A pagina 124 si afferma che “in gioco nella legge 40 ci sono in primo luogo, perché tutto comincia da loro, i diritti dei genitori (due o uno, da questo punto di vista poco importa) e in particolare il loro diritto alla salute”, mentre i “diritti del concepito sono un’altra cosa, sono uno stratagemma che serve solo a creare ad arte un contrasto con i diritti delle persone”. Una simile posizione è il ribaltamento della realtà: quello che “non importa”, per i due fini polemisti, quando si va a “produrre” una nuova creatura, sono il numero dei suoi genitori, i suoi diritti, e, lo si capisce implicitamente, il suo diritto alla salute, essendo il tutto preceduto, non solo cronologicamente, dal desiderio e dal “diritto alla salute” dei genitori. Il figlio, che secondo logica e natura dovrebbe avere tutti i diritti e nessun dovere, viene immolato così al diritto e alla forza dei suoi desideranti pianificatori. La parte più rivelatrice del pensiero dei due autori, è però quella che sviluppa il problema scientifico della salute, questa volta, dei figli (che però, come da premessa, conta assai poco). Ebbene a pagina 141 si spiega che nel 2002 Nature Cell Biology e Nature Medicine “hanno pubblicato congiuntamente un supplemento dedicato alla fertilità. In uno dei contributi due ricercatori inglesi, Robert Winston e Kate Hardy, si ponevano la domanda cruciale: ‘Stiamo ignorando potenziali pericoli della fertilizzazione in vitro?’. Gli autori osservavano che in base ai dati più recenti e contrariamente a quanto si potesse pensare dai risultati dei primi studi, i bambini nati con le tecniche di riproduzione assistita avevano una probabilità significativamente maggiore di avere gravi malformazioni alla nascita”.

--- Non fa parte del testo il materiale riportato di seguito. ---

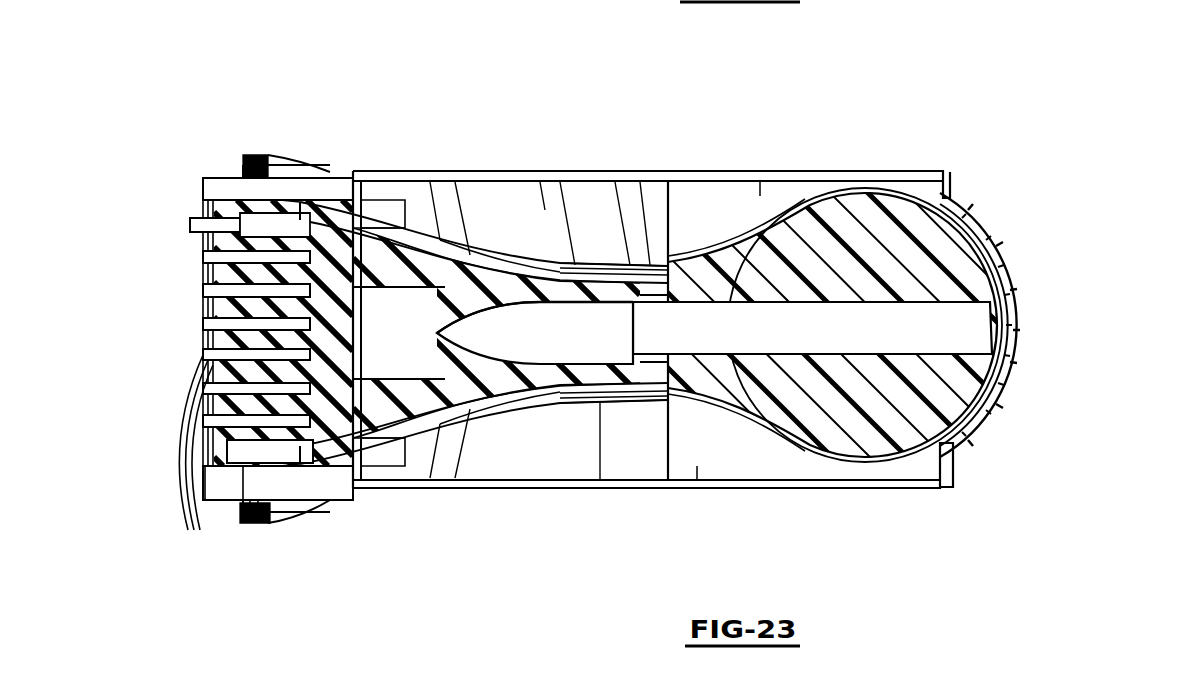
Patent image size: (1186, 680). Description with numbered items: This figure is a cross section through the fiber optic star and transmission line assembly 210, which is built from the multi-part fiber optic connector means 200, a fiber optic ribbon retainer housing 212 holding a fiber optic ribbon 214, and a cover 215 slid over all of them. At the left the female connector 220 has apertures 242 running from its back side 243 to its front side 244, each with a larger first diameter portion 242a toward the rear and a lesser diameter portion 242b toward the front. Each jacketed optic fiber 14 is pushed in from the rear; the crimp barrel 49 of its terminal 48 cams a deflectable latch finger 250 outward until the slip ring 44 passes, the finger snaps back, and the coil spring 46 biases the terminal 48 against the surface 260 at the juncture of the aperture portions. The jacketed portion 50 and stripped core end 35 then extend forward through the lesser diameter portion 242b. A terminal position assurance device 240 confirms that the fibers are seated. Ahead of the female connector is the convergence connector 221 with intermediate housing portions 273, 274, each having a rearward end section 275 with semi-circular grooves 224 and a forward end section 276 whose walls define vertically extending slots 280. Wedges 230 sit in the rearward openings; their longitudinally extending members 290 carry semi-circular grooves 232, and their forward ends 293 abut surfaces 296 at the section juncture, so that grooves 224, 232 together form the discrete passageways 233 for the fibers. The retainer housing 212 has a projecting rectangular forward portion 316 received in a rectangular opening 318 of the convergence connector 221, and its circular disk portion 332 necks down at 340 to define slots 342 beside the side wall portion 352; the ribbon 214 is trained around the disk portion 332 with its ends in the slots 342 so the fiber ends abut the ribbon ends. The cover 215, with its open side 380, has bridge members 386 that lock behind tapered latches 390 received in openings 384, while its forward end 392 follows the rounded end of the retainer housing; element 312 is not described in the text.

The jacketed input and output optic fibers 14 is at (192, 218).
The stripped core end 35 is at (627, 165).
The slip ring 44 is at (223, 160).
The coil spring 46 is at (226, 160).
The terminal 48 is at (286, 160).
The crimp barrel 49 is at (308, 160).
The jacketed portion 50 is at (405, 176).
The fiber optic connector means 200 is at (545, 117).
The fiber optic star and transmission line assembly 210 is at (810, 110).
The fiber optic ribbon retainer housing 212 is at (905, 195).
The fiber optic ribbon 214 is at (840, 195).
The cover 215 is at (697, 172).
The female connector 220 is at (370, 160).
The convergence connector 221 is at (567, 165).
The semi-circular grooves 224 is at (460, 235).
The wedges 230 is at (490, 165).
The semi-circular grooves 232 is at (537, 170).
The discrete passageways 233 is at (470, 320).
The terminal position assurance device 240 is at (227, 513).
The apertures 242 is at (365, 258).
The first diameter portion 242a is at (303, 160).
The lesser diameter portion 242b is at (383, 160).
The back side 243 is at (368, 297).
The front side 244 is at (337, 482).
The deflectable latch fingers 250 is at (201, 457).
The surface 260 is at (336, 166).
The intermediate housing portion 273 is at (655, 168).
The intermediate housing portion 274 is at (601, 490).
The rearward end section 275 is at (464, 170).
The forward end section 276 is at (647, 257).
The vertically extending slots 280 is at (663, 262).
The longitudinally extending members 290 is at (440, 170).
The forward ends 293 is at (597, 168).
The surfaces 296 is at (565, 303).
The rear pins 312 is at (263, 514).
The projecting rectangular forward portion 316 is at (650, 295).
The rectangular opening 318 is at (660, 357).
The circular disk portion 332 is at (950, 452).
The neck down portion 340 is at (707, 373).
The slots 342 is at (700, 297).
The lower side wall portion 352 is at (760, 196).
The open side 380 is at (223, 513).
The openings 384 is at (320, 157).
The catch or bridge 386 is at (250, 160).
The tapered latches 390 is at (262, 158).
The forward end 392 is at (996, 243).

 Detto questo Pievani e Castellucci non cercano affatto di contrastare scientificamente questa posizione, diciamo così, ruiniana (nel senso che oltre ad essere di Ruini, cioè della Chiesa, farebbe ruinare pericolosamente la fiducia della gente nella sacra tecnologia onnipotente), ma ferendo mortalmente la logica aristotelica, aggiungono che “prima che qualcuno pensi che vietare la riproduzione assistita farebbe nascere meno bambini con gravi malformazioni, va ricordato che questa possibilità esiste anche per le nascite che fanno seguito al concepimento naturale e che nessuno ha mai concluso che fosse il caso di vietare questo metodo”. Ma come: non si era appena parlato di “probabilità significativamente maggiore di avere gravi malformazioni” con la fecondazione artificiale? Tanto più che qualche riga più sotto si aggiunge: “La maggiore probabilità di malformazioni viene calcolata in rapporto ai neonati venuti al mondo senza le tecniche di riproduzione assistita”. Non è finita. Citando i due studiosi inglesi si ammette che le malformazioni nei bambini nati da fecondazione artificiale non sono dovute solamente alle gravidanze multiple, spesso connesse alle tecniche in vitro, ma anche a “qualche difetto nelle procedure” su cui però non si sa ancora quasi nulla. Infatti “gli embrioni in vitro, per esempio, sono tenuti in coltura per un certo tempo prima del trasferimento, ma nessuno ha idee precise sulle caratteristiche fisiologiche dell’ambiente materno dentro le tube, in cui gli embrioni prodotti naturalmente iniziano a svilupparsi...Si resta poi sorpresi nel constatare che nessuno ha mai studiato la relazione tra mezzi di coltura e anomalie cromosomiche... a preoccupare gli autori c’è, tra le diverse cose, il fatto che l’Icsi sia entrata nella pratica prima che si fosse individuato un animale-modello su cui condurre esperimenti”… Ebbene quale è la conclusione, dopo tutte queste allarmanti ammissioni? “Ancora una volta però da tutto questo non segue che una legge più restrittiva sulla riproduzione assistita porti qualche beneficio”. Il perché non è spiegato. Ma si ricordi: l’importante sono i diritti e la salute dei genitori…ai diritti e alla salute dei figli ci pensino, una volta cresciuti, i figli stessi.